New Star Wars: Battlefront not coming for a long, long time
During June’s Electronic Entertainment Expo, Electronic Arts showed a teaser trailer for a reboot of the Star Wars: Battlefront series coming from DICE—that’s the studio behind Battlefield, which heavily inspired the Battlefront games. It seemed like a perfect fit, and it helped EA rebuild some of that internet goodwill they’ve been shedding since forever. Oh, but what is life as a Star Wars fan without crushing disappointment? During a shareholder meeting, as reported by Polygon, EA estimated that Battlefront would most likely be released alongside the upcoming Star Wars sequels, putting it somewhere around the summer of 2015. That is a long way off. How hard is it to replace M16s and helicopters with bowcasters and landspeeders? To be fair, EA only signed its exclusive deal for Star Wars games in May of this year. So if anything, this is probably good news. In my experience, the best part of being a Star Wars fan is anticipating something cool coming in the future, because once you actually get it, reality inevitably sets in.
Super Smash Brothers fans want to see Nintendo Of America’s president beat up Pikachu
During its 2004 E3 press conference, Nintendo introduced its new marketing VP, and it was one of the coolest things ever. Why? Because this new corporate hire was a man named Reggie Fils-Aime, and he took the stage by saying “My name is Reggie. I’m about kicking ass, I’m about taking names, and we’re about making games.” It was the coolest thing ever, and it singlehandedly made Nintendo into the massive success that it is today, I choose to believe. (More on that massive success later.) Reggie has since been named the president and COO of Nintendo’s American operations, and he’s always on hand at press conferences to say something cool. In fact, he has been so embraced by Nintendo fans that more than 200,000 of them have signed an online petition asking the director of the upcoming Super Smash Bros. fighting games 3DS to include Reggie as a playable character. This isn’t one of those White House petitions that force the president to weigh in, which is unfortunate because I think Obama’s endorsement would make this a lot more likely to happen.

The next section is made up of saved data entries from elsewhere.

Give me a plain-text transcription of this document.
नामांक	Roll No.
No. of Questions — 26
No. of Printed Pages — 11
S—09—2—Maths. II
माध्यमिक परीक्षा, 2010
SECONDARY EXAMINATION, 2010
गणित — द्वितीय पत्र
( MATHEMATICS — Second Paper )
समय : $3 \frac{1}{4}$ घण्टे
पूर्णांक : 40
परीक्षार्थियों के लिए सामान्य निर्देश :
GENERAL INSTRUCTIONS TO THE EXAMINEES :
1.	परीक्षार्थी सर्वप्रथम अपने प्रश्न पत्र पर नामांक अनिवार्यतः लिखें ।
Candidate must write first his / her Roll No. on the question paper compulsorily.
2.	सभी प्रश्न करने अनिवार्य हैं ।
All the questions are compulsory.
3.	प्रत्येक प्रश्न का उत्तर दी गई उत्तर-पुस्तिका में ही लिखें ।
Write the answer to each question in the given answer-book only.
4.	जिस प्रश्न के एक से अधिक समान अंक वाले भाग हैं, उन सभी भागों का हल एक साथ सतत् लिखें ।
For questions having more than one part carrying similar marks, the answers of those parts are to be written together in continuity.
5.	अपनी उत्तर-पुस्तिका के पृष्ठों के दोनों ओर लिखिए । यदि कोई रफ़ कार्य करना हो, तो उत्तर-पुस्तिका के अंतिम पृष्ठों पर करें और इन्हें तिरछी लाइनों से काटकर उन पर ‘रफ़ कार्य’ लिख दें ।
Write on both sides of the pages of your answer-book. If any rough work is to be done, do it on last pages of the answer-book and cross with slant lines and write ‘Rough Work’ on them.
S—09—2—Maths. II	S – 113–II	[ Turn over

This week in game consoles that nobody is buying: The Wii U
In April, a Nintendo financial briefing revealed that things did not look good for the Wii U. CEO Satoru Iwata pinned the lack of sales on having “not been able to solidly communicate the product value of Wii U.” Well, if Wii U is any indication, Nintendo still isn’t doing a very good job of that. Also, as reported by IGN, Nintendo only sold 160,000 Wii U consoles worldwide from the beginning of April to the end of June. That’s pretty bad, and to illustrate how bad that is, IGN also reports that the original Wii sold 210,000 in the same timeframe. Yes, the Wii U is being outsold by a console that everyone on the planet already owns. Even old people! Maybe Nintendo should adopt Sony’s approach from E3 earlier this year and market their system by pointing out all of the things it does that the other systems don’t. It’s backwards compatible! It plays Mario games! It…uhh…does other things! Nintendo!